Première Générale (L’industrialisation et l’accélération des transformations économiques et sociales en France)

Première technologique (Les transformations politiques et sociales de la France de 1848 à 1870 - la transformation de l’économie et de la société sous le Second Empire, régime autoritaire (industrialisation, urbanisation, essor du chemin de fer)

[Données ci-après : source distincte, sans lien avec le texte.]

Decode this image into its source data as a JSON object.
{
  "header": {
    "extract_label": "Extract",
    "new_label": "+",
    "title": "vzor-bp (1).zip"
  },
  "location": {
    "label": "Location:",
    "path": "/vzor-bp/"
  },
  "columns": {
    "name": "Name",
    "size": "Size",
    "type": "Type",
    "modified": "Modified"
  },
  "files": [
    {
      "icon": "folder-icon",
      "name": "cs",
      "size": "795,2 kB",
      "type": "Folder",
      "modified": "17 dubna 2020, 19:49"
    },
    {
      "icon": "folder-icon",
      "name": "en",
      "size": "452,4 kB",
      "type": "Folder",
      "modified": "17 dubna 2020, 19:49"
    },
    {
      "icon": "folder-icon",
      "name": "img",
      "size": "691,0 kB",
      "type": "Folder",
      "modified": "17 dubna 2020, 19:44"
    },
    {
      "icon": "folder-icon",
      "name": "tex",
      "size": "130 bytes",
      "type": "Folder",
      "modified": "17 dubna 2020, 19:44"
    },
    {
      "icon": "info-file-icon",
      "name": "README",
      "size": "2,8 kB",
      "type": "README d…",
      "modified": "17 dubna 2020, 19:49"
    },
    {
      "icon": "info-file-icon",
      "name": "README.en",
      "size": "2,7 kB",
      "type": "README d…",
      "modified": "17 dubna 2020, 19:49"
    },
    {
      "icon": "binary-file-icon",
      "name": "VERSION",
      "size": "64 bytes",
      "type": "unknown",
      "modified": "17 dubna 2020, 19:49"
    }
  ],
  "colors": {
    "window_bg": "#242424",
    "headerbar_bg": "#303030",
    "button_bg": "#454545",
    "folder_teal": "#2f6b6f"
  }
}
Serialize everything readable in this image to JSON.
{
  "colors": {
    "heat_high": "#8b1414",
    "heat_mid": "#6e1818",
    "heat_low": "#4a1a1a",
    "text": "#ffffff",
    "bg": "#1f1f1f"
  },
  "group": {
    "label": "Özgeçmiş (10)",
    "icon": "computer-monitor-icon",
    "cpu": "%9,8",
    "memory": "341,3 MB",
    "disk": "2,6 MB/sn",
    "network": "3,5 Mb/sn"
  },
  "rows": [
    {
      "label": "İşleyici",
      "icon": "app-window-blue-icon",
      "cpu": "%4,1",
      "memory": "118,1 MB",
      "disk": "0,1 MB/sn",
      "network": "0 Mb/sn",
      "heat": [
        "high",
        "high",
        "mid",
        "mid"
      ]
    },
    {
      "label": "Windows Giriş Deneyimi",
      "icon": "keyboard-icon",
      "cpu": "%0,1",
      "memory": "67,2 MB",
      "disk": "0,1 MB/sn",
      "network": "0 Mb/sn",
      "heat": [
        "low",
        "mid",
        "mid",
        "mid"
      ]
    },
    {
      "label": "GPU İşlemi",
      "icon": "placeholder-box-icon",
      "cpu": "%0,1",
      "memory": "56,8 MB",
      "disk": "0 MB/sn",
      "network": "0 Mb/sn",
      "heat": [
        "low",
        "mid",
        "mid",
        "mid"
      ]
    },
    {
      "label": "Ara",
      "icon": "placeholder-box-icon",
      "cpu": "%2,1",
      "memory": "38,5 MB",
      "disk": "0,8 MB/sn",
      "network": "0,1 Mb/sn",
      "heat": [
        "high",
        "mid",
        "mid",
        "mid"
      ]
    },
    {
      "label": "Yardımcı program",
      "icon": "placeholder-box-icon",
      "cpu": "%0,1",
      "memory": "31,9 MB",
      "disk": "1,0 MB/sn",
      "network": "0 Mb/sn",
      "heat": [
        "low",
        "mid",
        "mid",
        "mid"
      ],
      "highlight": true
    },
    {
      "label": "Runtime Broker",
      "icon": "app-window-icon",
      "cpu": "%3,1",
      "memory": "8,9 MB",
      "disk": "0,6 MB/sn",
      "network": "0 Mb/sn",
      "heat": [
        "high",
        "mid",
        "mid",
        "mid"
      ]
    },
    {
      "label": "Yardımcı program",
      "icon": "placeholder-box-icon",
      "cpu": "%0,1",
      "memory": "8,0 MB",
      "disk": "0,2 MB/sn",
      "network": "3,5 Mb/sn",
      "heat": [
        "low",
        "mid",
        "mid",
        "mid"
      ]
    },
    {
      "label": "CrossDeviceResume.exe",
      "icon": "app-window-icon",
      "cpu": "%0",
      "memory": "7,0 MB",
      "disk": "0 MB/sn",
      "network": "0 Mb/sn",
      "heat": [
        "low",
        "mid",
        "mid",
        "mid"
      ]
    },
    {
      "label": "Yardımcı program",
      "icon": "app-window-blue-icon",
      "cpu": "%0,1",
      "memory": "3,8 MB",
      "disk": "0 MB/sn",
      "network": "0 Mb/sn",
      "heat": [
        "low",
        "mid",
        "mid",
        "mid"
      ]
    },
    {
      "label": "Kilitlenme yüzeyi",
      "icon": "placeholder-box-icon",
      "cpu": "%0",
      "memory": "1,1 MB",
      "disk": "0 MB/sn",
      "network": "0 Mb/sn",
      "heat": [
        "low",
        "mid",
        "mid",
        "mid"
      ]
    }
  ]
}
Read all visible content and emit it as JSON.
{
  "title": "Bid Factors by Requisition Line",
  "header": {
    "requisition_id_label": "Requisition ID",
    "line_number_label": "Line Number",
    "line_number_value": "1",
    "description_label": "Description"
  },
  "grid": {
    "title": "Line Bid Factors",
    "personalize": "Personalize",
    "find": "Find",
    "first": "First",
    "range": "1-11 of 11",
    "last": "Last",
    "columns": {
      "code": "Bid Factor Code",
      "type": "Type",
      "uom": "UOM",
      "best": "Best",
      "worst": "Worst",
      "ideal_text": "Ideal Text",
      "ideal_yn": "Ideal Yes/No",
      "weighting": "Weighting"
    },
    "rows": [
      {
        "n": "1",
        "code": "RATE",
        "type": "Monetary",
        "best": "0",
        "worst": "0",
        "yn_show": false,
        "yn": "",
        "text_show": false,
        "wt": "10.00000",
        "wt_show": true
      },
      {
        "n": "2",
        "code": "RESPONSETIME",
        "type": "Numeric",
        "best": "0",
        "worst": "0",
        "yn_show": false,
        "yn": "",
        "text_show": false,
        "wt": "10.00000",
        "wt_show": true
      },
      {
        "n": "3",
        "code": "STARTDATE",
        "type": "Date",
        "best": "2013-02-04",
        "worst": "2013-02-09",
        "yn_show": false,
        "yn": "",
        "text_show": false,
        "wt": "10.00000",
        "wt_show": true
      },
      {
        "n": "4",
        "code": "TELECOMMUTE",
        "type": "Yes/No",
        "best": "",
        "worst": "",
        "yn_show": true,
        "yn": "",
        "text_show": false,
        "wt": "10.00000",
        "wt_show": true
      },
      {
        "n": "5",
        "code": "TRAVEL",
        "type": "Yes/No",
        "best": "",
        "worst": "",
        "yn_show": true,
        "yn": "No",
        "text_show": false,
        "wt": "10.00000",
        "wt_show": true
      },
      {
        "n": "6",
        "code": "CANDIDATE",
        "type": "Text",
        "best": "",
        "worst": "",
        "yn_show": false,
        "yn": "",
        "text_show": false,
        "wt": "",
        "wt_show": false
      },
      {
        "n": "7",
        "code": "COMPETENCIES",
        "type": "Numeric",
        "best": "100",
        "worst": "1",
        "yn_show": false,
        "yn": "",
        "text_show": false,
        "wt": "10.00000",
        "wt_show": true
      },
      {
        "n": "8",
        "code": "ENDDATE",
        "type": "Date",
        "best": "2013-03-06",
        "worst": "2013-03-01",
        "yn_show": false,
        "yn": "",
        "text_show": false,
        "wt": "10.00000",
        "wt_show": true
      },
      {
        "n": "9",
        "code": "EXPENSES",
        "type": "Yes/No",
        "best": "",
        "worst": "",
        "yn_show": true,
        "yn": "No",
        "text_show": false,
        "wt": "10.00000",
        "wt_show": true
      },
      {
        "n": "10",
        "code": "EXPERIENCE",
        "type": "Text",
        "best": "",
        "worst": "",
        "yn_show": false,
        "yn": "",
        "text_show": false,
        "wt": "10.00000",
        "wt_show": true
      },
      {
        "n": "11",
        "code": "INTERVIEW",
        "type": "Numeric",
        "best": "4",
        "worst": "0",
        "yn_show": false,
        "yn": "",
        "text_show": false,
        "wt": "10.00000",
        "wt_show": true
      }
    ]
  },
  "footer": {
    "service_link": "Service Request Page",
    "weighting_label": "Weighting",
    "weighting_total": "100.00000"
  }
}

Première, voie professionnelle (États et sociétés en mutations, Hommes et femmes au travail en métropole et dans les colonies françaises - XIXe siècle - première moitié du XXe siècle)

Introduction 

Dans le Nord de la France, Roubaix est un riche observatoire de l’industrialisation qui a bouleversé le pays et l’Europe pendant toute la période contemporaine. Elle a fait battre le cœur de la ville aux XIXe et XXe siècle. Située à proximité de la frontière belge, elle a connu un essor exceptionnel : elle est souvent qualifiée de ville-champignon, au même titre que sa voisine Tourcoing ou de la plus méridionale Saint-Etienne. En s’étendant, en se densifiant et en se transformant, elle s’est affirmée comme ville du travail textile : de 8000 habitants à la fin du XVIIIe siècle, la population roubaisienne est passée à 125 000 habitants à la veille de la Première Guerre mondiale. Les ouvriers et les ouvrières sont majoritaires parmi sa population. En se penchant sur Roubaix, abondamment évoquée dans la presse régionale mais aussi nationale, les élèves peuvent plonger dans l’histoire industrielle mais aussi l’histoire sociale ou environnementale de la ville du Nord.

L’essor spectaculaire de l’industrie du textile

La morphologie de la ville est profondément marquée par le développement industriel. L’espace urbain est peu hiérarchisé, et l’extension de la ville s’effectue au gré de l’installation des usines. La croissance immobilière est le fait d’une multitude de petits investisseurs.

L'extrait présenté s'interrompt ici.